Conference: ICML 2026
arXiv: 2509.17396
Code: To be confirmed
Area: Model Compression
Keywords: KV cache compression, long-term conversation, episodic management, block-wise prefill, memory-constrained inference

TL;DR

EpiCache is proposed as a training-free KV cache management framework. It controls memory ceilings through block-wise prefilling, preserves topic-relevant contexts via episodic clustering, and optimizes inter-layer cache distribution using sensitivity-aware budget allocation. It achieves near full-cache accuracy at 4-6x compression ratios and reduces peak memory by 3.7x across three long-conversation QA benchmarks.

Background & Motivation

Background: Modern LLMs have extended context lengths to the million-token scale, enabling conversational AI to generate coherent and personalized responses using long-term histories.

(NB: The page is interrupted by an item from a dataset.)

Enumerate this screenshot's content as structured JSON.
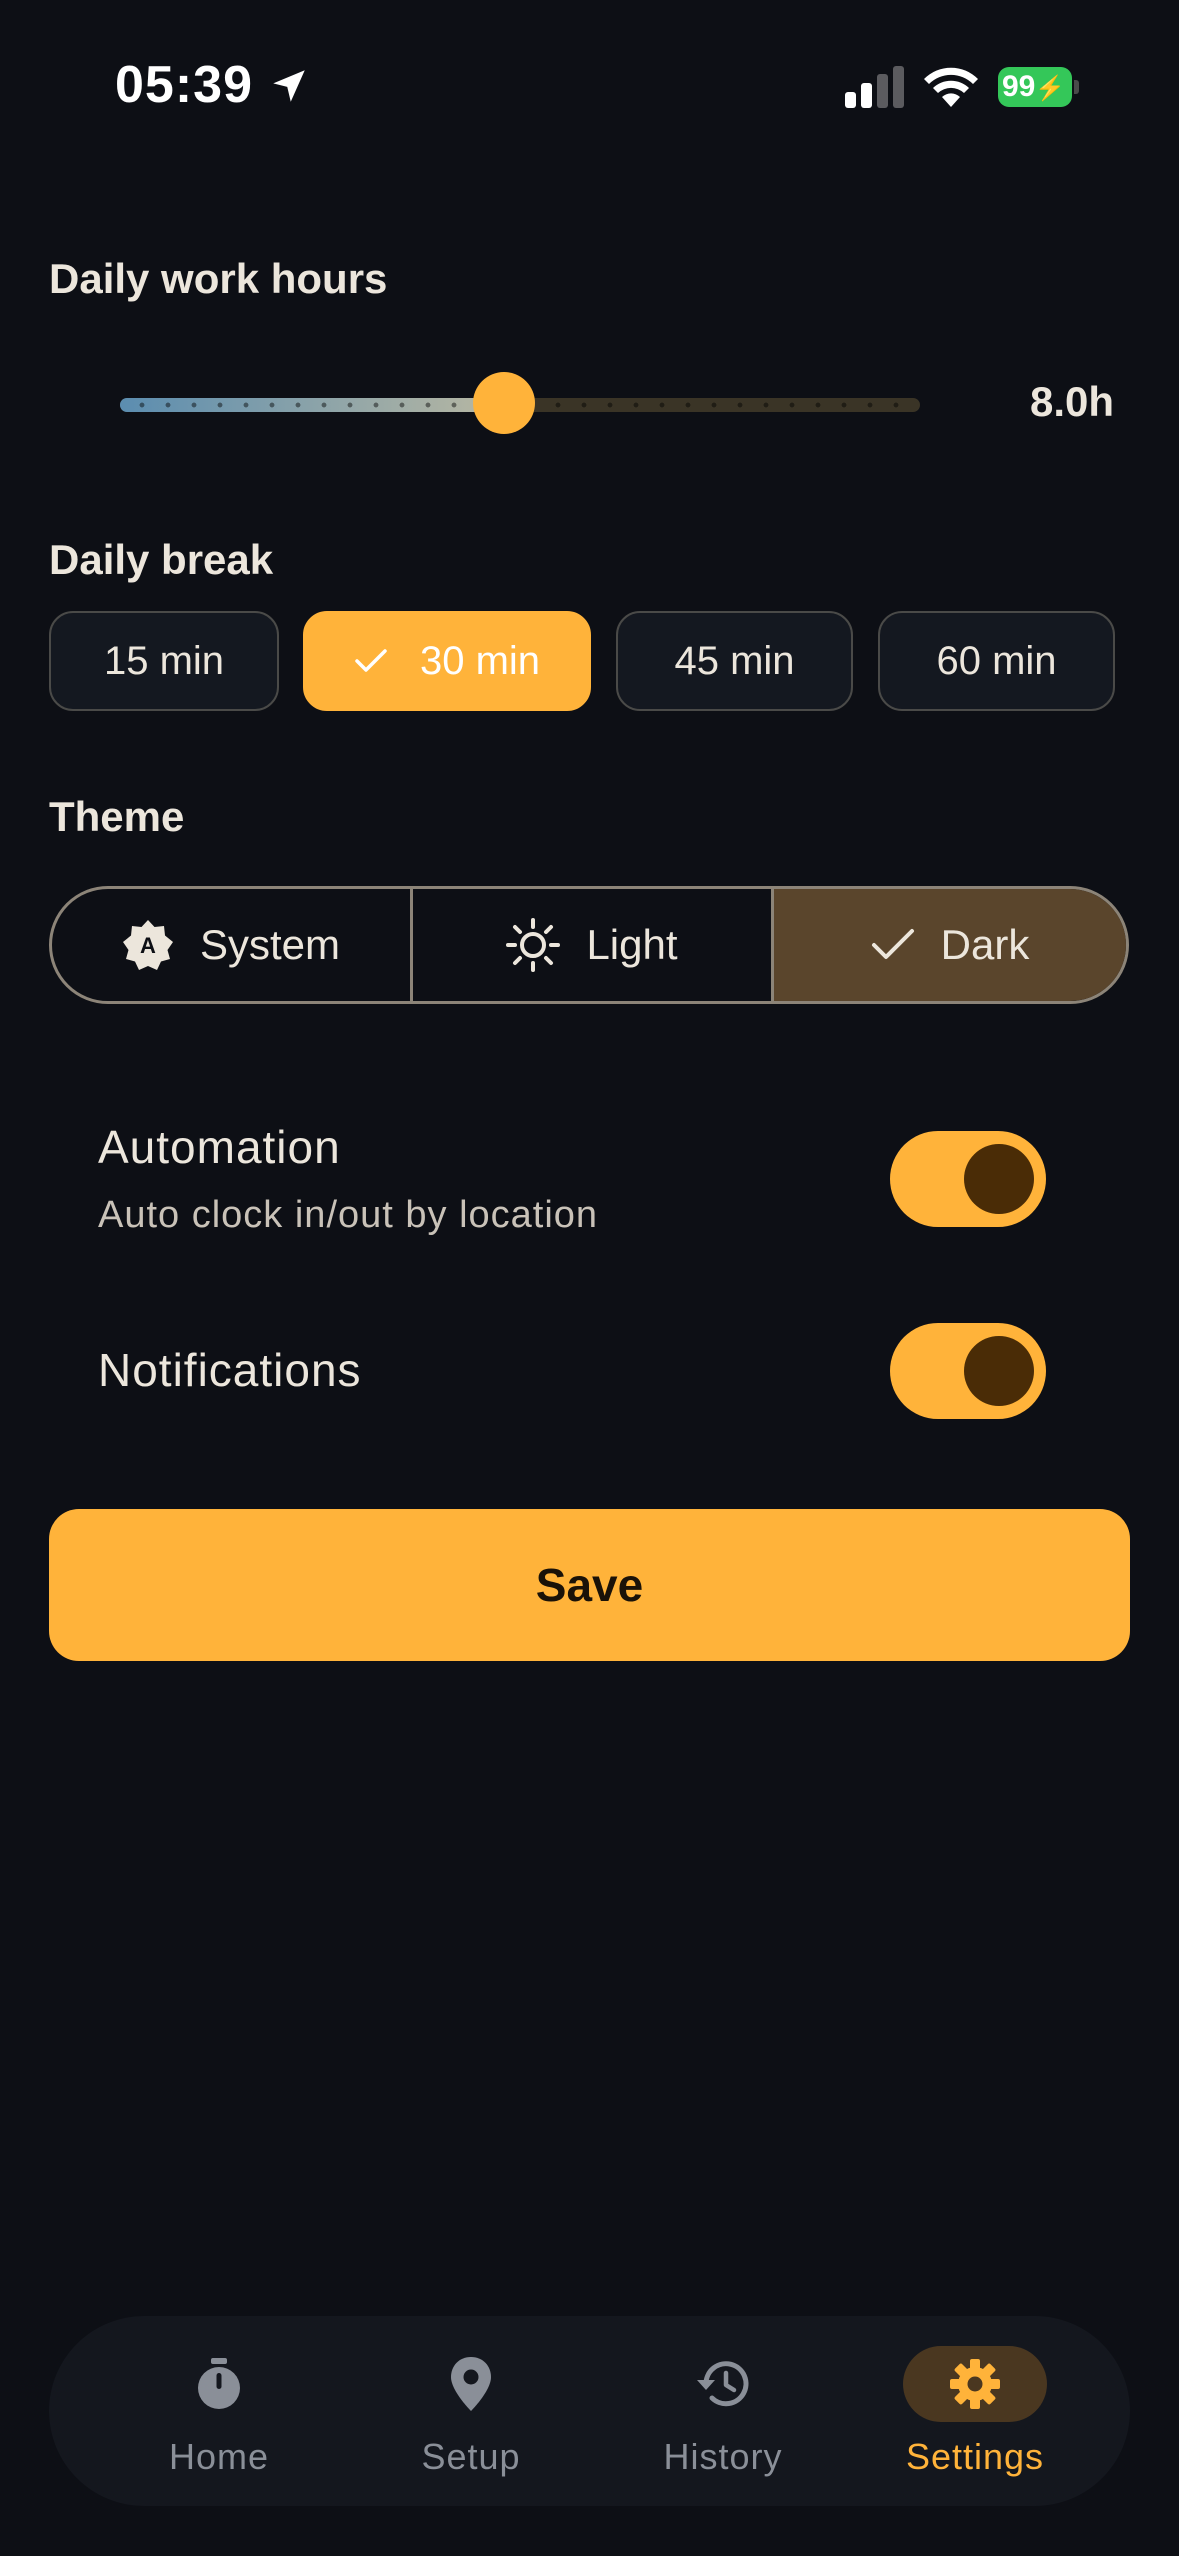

Mainstream KV cache compression methods (e.g., H2O, SnapKV, KVzip) typically perform post-prefill eviction, retaining important KV pairs based on attention scores after processing the full context.

Limitations of Prior Work: First, post-prefill methods require caching the entire context during the prefill phase, causing peak memory to grow linearly with input length, which prevents deployment on memory-constrained devices like smartphones. For instance, the LLaMA3.2-3B KV cache exceeds 7GB after only 30 dialogue sessions—larger than the model parameters. Second, query-dependent eviction (e.g., SnapKV) narrows cache semantics to a single query, potentially evicting evidence needed for subsequent questions in multi-turn dialogues.

Key Challenge: A severe trade-off exists between bounded memory and answer accuracy. Directly applying post-prefill methods within a block-prefill framework leads to sharp accuracy degradation due to the lack of global context needed to judge token importance during chunked processing.

Goal: To achieve high-quality long-conversation query answering (LongConvQA) under a strictly fixed memory budget while ensuring controllable peak memory.

Key Insight: Conversation histories naturally possess an episodic structure where consecutive utterances revolve around specific topics. By clustering history into multiple topic episodes and constructing dedicated KV caches for each, the system can load only the most relevant episodic cache during query time, saving memory while preserving topic-related context. Furthermore, different Transformer layers exhibit varying sensitivities to block-wise prefilling, allowing for adaptive budget allocation across layers.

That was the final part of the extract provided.